# Newbie, Innokin_Omiga from Shenzhen China



## Mosmo_Omiga (25/10/19)

So happy to be here.
This is Omiga Chan from Innokin.
We will go South Africa this November.
We'd happy to meet vapers there.

Reactions: Like 3 | Winner 1


----------



## Raindance (25/10/19)

Innokin_Omiga said:


> So happy to be here.
> This is Omiga Chan from Innokin.
> We will go South Africa this November.
> We'd happy to meet vapers there.


Hi and welcome to the forum. Regarding your question, Gauteng is a large metropolitan area containing both the cities of Johannesburg and Pretoria. The region also has the largest population density in the country.
The forum does however show that there are large numbers of vaping enthusiasts in all major centers but Gauteng would have the largest concentration.

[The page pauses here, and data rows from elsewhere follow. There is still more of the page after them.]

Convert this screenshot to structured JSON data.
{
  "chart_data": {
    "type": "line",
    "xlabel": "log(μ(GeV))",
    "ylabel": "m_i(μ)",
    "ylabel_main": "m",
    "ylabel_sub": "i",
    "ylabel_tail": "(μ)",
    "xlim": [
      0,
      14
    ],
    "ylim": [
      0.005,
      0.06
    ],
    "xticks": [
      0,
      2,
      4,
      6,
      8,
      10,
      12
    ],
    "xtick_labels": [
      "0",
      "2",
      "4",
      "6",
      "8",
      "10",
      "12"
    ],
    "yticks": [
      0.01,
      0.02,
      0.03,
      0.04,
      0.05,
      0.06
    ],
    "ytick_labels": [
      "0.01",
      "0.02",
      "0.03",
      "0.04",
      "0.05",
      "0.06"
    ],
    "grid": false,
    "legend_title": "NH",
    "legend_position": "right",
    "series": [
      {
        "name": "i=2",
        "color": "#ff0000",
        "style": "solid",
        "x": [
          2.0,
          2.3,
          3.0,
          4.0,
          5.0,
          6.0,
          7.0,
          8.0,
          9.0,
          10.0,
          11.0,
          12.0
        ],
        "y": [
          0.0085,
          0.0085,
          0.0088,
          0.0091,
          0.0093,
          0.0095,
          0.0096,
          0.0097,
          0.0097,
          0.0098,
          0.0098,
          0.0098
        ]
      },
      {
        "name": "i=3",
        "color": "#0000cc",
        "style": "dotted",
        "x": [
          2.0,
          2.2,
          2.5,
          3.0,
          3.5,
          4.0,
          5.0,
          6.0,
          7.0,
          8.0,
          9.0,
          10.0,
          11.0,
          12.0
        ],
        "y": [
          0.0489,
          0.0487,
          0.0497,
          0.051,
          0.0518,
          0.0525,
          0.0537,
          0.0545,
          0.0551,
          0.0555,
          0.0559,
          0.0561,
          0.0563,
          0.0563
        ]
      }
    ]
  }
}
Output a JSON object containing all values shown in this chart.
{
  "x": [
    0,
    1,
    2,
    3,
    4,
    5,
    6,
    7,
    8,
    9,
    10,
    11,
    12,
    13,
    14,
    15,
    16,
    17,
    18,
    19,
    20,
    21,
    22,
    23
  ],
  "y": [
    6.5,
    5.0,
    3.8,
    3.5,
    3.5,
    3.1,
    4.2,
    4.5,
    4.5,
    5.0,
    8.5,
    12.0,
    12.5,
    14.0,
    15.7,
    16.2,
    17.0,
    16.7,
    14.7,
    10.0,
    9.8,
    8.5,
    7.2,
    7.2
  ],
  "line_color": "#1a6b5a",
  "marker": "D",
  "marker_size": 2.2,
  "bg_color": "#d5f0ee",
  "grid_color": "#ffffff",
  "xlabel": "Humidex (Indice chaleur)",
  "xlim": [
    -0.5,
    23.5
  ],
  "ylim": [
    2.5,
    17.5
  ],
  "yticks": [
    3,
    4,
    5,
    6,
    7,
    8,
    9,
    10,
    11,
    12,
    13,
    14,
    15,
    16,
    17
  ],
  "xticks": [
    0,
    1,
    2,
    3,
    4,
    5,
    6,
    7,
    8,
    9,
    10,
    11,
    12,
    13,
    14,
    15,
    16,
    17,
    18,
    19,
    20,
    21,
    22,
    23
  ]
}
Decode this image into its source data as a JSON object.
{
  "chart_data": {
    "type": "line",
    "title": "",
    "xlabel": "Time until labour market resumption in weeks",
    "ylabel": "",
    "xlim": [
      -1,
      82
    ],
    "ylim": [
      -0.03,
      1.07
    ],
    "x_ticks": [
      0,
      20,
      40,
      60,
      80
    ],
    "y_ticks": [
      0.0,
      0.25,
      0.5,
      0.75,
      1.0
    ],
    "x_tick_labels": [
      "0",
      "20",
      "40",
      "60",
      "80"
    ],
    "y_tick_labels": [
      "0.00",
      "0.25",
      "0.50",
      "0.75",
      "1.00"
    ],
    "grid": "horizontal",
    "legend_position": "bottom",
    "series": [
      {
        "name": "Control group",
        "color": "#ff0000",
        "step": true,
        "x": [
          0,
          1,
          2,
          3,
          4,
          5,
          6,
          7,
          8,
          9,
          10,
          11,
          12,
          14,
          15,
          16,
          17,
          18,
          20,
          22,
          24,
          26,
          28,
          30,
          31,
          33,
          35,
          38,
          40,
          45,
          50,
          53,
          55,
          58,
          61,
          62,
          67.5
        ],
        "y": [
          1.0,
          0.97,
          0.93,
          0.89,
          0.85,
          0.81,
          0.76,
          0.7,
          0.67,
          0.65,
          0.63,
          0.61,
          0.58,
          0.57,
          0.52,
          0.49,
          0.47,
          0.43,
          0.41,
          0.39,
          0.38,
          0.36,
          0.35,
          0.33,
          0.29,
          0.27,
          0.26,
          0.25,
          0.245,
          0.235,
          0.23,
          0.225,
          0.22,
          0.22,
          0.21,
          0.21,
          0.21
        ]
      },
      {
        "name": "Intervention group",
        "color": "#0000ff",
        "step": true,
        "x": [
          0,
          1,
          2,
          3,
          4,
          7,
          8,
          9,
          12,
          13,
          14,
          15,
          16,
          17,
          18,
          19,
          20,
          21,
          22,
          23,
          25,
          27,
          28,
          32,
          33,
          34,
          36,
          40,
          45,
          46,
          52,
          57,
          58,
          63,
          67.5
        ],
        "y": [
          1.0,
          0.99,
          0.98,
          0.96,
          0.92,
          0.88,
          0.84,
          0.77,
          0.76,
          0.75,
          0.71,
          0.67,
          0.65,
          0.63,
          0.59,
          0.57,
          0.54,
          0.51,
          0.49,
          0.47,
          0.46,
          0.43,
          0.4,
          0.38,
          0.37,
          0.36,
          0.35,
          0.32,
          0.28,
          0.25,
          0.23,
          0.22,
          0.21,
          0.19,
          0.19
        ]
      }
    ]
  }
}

Regards and welcome once again.

Reactions: Like 2 | Agree 1 | Thanks 1


----------



## Room Fogger (25/10/19)

Innokin_Omiga said:


> So happy to be here.
> This is Omiga Chan from Innokin.
> We will go South Africa this November.
> We'd happy to meet vapers there.


Hi and welcome to the forum @Innokin_Omiga , looking forward to your visit to our beautiful country. You are going to meet a lot of interesting people as we have a great vaping community spread all over.

Regards
RF

Reactions: Like 2 | Agree 1


----------



## Hooked (25/10/19)

Innokin_Omiga said:


> So happy to be here.
> This is Omiga Chan from Innokin.
> We will go South Africa this November.
> We'd happy to meet vapers there.




Welcome @Innokin_Omiga, we're happy to have you here

Reactions: Like 2


----------



## Resistance (25/10/19)

@Innokin_Omiga . Hi and welcome, hope you have a good experience and pleasant visit to our country.

Reactions: Like 1


----------